Assuming the 90 days horizon Commonwealth Bank is expected to generate 3.12 times less return on investment than Wells Fargo. But when comparing it to its historical volatility, Commonwealth Bank of is 1.83 times less risky than Wells Fargo. It trades about 0.13 of its potential returns per unit of risk. Wells Fargo is currently generating about 0.21 of returns per unit of risk over similar time horizon. If you would invest  5,279  in Wells Fargo on September 3, 2024 and sell it today you would earn a total of  2,031  from holding Wells Fargo or generate 38.47% return on investment over 90 days.
Time Period3 Months [change]
DirectionMoves Together 
StrengthStrong
Accuracy100.0%
ValuesDaily Returns

Commonwealth Bank of  vs.  Wells Fargo

 Performance 
       Timeline  
Commonwealth Bank 

Risk-Adjusted Performance

9 of 100

 
Weak
 
Strong
OK
Compared to the overall equity markets, risk-adjusted returns on investments in Commonwealth Bank of are ranked lower than 9 (%) of all global equities and portfolios over the last 90 days. Despite nearly fragile basic indicators, Commonwealth Bank may actually be approaching a critical reversion point that can send shares even higher in January 2025.
Wells Fargo 

Risk-Adjusted Performance

16 of 100

 
Weak
 
Strong
Solid
Compared to the overall equity markets, risk-adjusted returns on investments in Wells Fargo are ranked lower than 16 (%) of all global equities and portfolios over the last 90 days. Despite nearly fragile basic indicators, Wells Fargo reported solid returns over the last few months and may actually be approaching a breakup point.

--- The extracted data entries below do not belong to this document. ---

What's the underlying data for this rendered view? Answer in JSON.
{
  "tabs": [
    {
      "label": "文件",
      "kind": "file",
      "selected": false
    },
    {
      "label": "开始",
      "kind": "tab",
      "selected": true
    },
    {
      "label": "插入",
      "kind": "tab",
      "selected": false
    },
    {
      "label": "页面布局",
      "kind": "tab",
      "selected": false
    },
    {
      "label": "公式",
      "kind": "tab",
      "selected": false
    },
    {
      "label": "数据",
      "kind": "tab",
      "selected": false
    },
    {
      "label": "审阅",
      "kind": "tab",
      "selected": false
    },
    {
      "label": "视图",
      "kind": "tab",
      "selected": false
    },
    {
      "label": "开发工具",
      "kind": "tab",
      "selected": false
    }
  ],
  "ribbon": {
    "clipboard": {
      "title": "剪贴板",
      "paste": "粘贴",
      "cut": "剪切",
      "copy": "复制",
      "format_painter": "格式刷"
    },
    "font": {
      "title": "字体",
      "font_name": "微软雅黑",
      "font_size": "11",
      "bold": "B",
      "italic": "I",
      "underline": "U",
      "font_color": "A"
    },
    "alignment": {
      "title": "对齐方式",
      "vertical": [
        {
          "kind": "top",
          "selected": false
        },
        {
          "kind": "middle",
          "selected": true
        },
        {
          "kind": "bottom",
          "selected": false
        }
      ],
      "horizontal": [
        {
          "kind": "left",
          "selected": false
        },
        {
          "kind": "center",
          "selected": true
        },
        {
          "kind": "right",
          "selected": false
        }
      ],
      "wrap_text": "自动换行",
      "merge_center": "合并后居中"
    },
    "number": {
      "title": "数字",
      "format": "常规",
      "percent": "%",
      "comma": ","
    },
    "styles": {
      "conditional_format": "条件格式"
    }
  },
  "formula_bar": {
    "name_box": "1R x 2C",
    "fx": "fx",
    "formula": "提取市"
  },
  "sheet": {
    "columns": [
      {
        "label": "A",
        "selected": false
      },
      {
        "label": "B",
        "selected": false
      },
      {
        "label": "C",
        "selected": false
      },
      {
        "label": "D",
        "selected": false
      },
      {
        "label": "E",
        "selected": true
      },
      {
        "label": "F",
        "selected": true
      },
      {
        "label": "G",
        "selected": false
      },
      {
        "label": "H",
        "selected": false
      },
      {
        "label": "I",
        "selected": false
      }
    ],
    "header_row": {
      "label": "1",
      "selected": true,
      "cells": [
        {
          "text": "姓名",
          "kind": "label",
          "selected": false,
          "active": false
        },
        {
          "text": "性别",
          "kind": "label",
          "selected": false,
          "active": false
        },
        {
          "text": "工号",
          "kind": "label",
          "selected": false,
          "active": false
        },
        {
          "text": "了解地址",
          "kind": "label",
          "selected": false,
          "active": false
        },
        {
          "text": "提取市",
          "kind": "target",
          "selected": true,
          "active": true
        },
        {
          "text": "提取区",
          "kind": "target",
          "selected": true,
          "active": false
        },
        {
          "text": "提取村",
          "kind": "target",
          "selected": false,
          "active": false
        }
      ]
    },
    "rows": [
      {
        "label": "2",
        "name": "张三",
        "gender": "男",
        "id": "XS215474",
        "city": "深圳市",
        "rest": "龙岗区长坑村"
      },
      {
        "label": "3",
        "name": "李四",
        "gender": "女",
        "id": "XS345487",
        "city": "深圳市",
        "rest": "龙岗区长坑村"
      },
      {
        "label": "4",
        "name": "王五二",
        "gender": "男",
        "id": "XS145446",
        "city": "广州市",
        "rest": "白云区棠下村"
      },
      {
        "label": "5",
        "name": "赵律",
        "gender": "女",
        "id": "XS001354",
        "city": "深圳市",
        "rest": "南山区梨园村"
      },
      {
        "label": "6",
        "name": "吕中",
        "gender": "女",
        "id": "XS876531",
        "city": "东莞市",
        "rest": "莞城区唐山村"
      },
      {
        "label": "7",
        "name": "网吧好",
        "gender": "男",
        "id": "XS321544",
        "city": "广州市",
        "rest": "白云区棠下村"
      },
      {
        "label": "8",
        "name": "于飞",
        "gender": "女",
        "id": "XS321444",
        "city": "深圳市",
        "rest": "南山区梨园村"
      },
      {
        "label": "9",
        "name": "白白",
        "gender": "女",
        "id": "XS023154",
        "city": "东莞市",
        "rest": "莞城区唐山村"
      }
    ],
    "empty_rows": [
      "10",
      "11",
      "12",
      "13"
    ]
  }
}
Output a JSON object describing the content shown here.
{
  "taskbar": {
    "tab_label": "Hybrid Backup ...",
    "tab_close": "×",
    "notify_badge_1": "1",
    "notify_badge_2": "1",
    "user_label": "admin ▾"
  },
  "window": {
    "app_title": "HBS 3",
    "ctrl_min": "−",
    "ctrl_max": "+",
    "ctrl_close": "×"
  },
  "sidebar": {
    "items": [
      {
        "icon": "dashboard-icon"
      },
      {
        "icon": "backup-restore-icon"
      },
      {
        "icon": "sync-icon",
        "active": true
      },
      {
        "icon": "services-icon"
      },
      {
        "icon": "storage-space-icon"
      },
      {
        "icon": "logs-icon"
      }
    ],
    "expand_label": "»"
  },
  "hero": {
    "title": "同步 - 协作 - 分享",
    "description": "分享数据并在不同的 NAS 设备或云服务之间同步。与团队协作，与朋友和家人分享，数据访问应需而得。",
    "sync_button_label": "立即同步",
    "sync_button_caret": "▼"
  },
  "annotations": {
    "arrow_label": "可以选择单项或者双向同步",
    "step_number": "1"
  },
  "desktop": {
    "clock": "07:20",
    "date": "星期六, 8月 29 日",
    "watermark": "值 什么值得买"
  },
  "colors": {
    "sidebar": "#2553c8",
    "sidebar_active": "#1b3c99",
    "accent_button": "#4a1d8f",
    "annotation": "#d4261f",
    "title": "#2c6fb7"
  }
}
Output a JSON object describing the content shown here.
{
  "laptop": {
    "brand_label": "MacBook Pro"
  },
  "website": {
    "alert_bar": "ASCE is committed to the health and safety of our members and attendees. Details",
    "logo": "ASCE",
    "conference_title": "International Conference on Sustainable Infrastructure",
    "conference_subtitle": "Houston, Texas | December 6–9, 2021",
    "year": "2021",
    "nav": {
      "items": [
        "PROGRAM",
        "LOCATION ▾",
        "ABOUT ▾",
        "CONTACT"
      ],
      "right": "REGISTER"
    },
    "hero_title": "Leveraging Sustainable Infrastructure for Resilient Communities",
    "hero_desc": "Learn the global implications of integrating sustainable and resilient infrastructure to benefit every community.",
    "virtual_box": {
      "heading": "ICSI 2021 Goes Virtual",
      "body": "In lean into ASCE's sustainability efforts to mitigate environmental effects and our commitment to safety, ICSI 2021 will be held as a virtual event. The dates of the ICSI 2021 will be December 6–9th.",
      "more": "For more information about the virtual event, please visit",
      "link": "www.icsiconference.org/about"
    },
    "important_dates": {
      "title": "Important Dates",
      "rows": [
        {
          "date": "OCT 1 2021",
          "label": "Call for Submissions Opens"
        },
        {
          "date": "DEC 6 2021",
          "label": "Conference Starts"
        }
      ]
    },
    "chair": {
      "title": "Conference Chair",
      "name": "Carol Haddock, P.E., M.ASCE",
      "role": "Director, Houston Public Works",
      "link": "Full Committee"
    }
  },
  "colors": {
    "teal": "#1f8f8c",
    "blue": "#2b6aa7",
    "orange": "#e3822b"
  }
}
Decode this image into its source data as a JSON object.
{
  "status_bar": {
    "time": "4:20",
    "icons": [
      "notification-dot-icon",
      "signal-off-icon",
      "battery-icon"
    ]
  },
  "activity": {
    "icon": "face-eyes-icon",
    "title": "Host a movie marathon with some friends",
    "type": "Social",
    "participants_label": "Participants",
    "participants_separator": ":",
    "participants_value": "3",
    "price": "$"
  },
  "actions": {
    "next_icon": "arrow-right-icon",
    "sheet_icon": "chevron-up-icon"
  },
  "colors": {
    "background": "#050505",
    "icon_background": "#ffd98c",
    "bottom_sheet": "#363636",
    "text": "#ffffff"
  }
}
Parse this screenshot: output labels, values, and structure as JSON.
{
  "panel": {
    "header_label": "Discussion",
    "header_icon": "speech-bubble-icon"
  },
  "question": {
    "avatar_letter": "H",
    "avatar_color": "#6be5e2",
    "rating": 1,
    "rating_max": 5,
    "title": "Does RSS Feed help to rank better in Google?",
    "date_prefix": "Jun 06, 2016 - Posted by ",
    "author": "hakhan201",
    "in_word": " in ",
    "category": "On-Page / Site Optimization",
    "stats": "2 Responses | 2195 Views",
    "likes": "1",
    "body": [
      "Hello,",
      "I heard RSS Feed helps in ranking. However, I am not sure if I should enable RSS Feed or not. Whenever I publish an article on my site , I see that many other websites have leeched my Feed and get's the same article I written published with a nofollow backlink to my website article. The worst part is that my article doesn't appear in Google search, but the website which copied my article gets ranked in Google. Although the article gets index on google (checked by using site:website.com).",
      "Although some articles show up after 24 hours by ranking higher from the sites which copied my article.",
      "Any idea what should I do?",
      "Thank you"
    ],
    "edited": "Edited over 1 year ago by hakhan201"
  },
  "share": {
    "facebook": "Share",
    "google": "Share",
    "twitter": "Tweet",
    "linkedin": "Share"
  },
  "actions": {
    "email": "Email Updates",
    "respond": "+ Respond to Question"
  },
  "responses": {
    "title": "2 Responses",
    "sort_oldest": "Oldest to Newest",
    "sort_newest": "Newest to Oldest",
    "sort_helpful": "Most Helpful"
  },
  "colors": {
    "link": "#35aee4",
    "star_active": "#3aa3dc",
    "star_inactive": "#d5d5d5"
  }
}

Commonwealth Bank and Wells Fargo Volatility Contrast

   Predicted Return Density   
       Returns  

Pair Trading with Commonwealth Bank and Wells Fargo

The main advantage of trading using opposite Commonwealth Bank and Wells Fargo positions is that it hedges away some unsystematic risk. Because of two separate transactions, even if Commonwealth Bank position performs unexpectedly, Wells Fargo can make up some of the losses. Pair trading also minimizes risk from directional movements in the market. For example, if an entire industry or sector drops because of unexpected headlines, the short position in Wells Fargo will offset losses from the drop in Wells Fargo's long position.
The idea behind Commonwealth Bank of and Wells Fargo pairs trading is to make the combined position market-neutral, meaning the overall market's direction will not affect its win or loss (or potential downside or upside). This can be achieved by designing a pairs trade with two highly correlated stocks or equities that operate in a similar space or sector, making it possible to obtain profits through simple and relatively low-risk investment.
Check out your portfolio center.
Note that this page's information should be used as a complementary analysis to find the right mix of equity instruments to add to your existing portfolios or create a brand new portfolio. You can also try the Watchlist Optimization module to optimize watchlists to build efficient portfolios or rebalance existing positions based on the mean-variance optimization algorithm.